Non a caso la domanda di come avrebbe fatto la classe
operaia a impadronirsi del potere politico (a instaurare il proprio Stato)
si pose ai comunisti in forma più pressante e diffusa all’inizio del secolo
XX, agli albori dell’epoca imperialista del capitalismo, che è l’epoca della
decadenza della società borghese e dell’ascesa della rivoluzione socialista.
Il movimento comunista aveva bisogno di una risposta più chiara, più vera,
più avanzata.
I dirigenti e i partiti che all’inizio del secolo XX non si
posero questa domanda, erano dirigenti e partiti arretrati, velleitari,
superficiali. Eludevano i problemi attuali, pressanti, decisivi del
movimento comunista: andavano per farfalle mentre la carestia era alle
porte. Così fu complessivamente per la seconda Internazionale, salvo che per
il Partito Operaio Socialdemocratico Russo (POSDR) guidato da Lenin. Quando
con lo scoppio della prima Guerra Mondiale (1914) si crearono le condizioni
in cui le forze che avevano accumulato dovevano essere impegnate in una fase
più avanzata della guerra, oggi diremmo dovevano passare dalla fase della
difensiva strategica alla fase dell’equilibrio strategico, quasi tutti i
partiti che componevano la seconda Internazionale si rivelarono non
all’altezza della situazione. Ripiegarono. Avevano accumulato forze senza
tener conto del passaggio alla fase successiva della guerra, senza una
visione strategica abbastanza giusta. Si trattava di forze inadeguate al
passaggio alla fase successiva. In quasi tutti i paesi la destra finì al
servizio della borghesia. La sinistra dovette essa pure ripiegare e
ricominciare dalla fase dell’accumulazione delle forze rivoluzionarie.

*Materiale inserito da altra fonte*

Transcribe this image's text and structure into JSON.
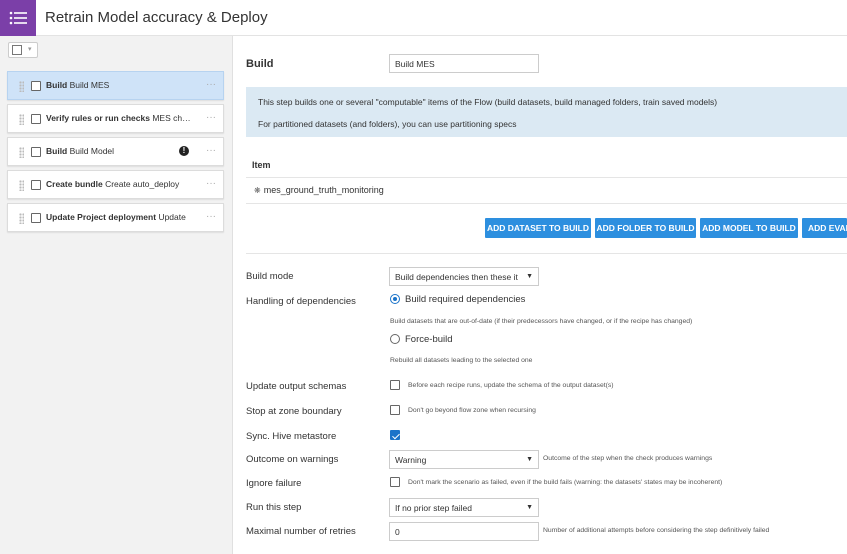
{
  "header": {
    "title": "Retrain Model accuracy & Deploy",
    "menu_icon": "list-menu-icon",
    "accent_color": "#7b3fa8"
  },
  "sidebar": {
    "steps": [
      {
        "type": "Build",
        "name": "Build MES",
        "active": true,
        "warning": false
      },
      {
        "type": "Verify rules or run checks",
        "name": "MES check",
        "active": false,
        "warning": false
      },
      {
        "type": "Build",
        "name": "Build Model",
        "active": false,
        "warning": true
      },
      {
        "type": "Create bundle",
        "name": "Create auto_deploy",
        "active": false,
        "warning": false
      },
      {
        "type": "Update Project deployment",
        "name": "Update",
        "active": false,
        "warning": false
      }
    ]
  },
  "step_editor": {
    "section_title": "Build",
    "step_name": "Build MES",
    "info_line1": "This step builds one or several \"computable\" items of the Flow (build datasets, build managed folders, train saved models)",
    "info_line2": "For partitioned datasets (and folders), you can use partitioning specs",
    "item_header": "Item",
    "items": [
      "mes_ground_truth_monitoring"
    ],
    "buttons": {
      "add_dataset": "ADD DATASET TO BUILD",
      "add_folder": "ADD FOLDER TO BUILD",
      "add_model": "ADD MODEL TO BUILD",
      "add_eval": "ADD EVAL"
    },
    "build_mode": {
      "label": "Build mode",
      "value": "Build dependencies then these it"
    },
    "dependencies": {
      "label": "Handling of dependencies",
      "option1": "Build required dependencies",
      "option1_hint": "Build datasets that are out-of-date (if their predecessors have changed, or if the recipe has changed)",
      "option2": "Force-build",
      "option2_hint": "Rebuild all datasets leading to the selected one",
      "selected": "Build required dependencies"
    },
    "update_schemas": {
      "label": "Update output schemas",
      "hint": "Before each recipe runs, update the schema of the output dataset(s)",
      "checked": false
    },
    "stop_zone": {
      "label": "Stop at zone boundary",
      "hint": "Don't go beyond flow zone when recursing",
      "checked": false
    },
    "hive_sync": {
      "label": "Sync. Hive metastore",
      "checked": true
    },
    "outcome_warnings": {
      "label": "Outcome on warnings",
      "value": "Warning",
      "hint": "Outcome of the step when the check produces warnings"
    },
    "ignore_failure": {
      "label": "Ignore failure",
      "hint": "Don't mark the scenario as failed, even if the build fails (warning: the datasets' states may be incoherent)",
      "checked": false
    },
    "run_step": {
      "label": "Run this step",
      "value": "If no prior step failed"
    },
    "max_retries": {
      "label": "Maximal number of retries",
      "value": "0",
      "hint": "Number of additional attempts before considering the step definitively failed"
    }
  }
}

In
molti paesi e complessivamente a livello mondiale il movimento comunista, la
classe operaia e le masse popolari pagarono cara la superficialità dei
dirigenti e dei partiti della seconda Internazionale.
Alcuni dirigenti tuttavia si erano posti apertamente la
domanda e avevano cercato di dare ad essa delle risposte attingendo
all’esperienza.
I riformisti e i revisionisti, Eduard Bernstein (1850-1932)
e altri, la destra della seconda Internazionale, rispondevano che la classe
operaia si sarebbe impadronita dello Stato borghese partecipando col suo
partito alla lotta politica borghese, come un partito tra gli altri del
sistema politico borghese, e lo avrebbe fatto funzionare a favore proprio e
del resto delle masse popolari. Essi negavano che la democrazia borghese
fosse un regime su misura della borghesia, sostenevano che era democrazia
per tutti. Tanto più rifiutavano di vedere che la democrazia borghese aveva
in realtà cessato di esistere e lasciato il posto al militarismo (come si
diceva allora), alla controrivoluzione preventiva diciamo noi oggi. La loro
risposta sulla via da seguire per la conquista del potere rispecchiava
sostanzialmente l’attività che la maggior parte dei partiti della seconda
Internazionale effettivamente conducevano, in particolare la linea che la
SDT seguiva nella pratica.
Proprio perché negava la trasformazione avvenuta nel regime
politico della borghesia, anche Karl Kautsky (1854-1938), che pure si
opponeva al revisionismo di Bernstein, sosteneva (vedasi il suo scritto
La via al potere del 1909) che la SDT si sarebbe impadronita del potere
per via elettorale e parlamentare, “se la borghesia non rompeva la sua
legalità”. Egli nel 1909 poneva questa riserva, tanto l’eventualità era
probabile, ma non avanzava proposte per il caso che la borghesia rompesse la
sua legalità, come effettivamente avvenne nel 1914 dovunque i socialisti
rifiutarono di collaborare ai suoi ordini.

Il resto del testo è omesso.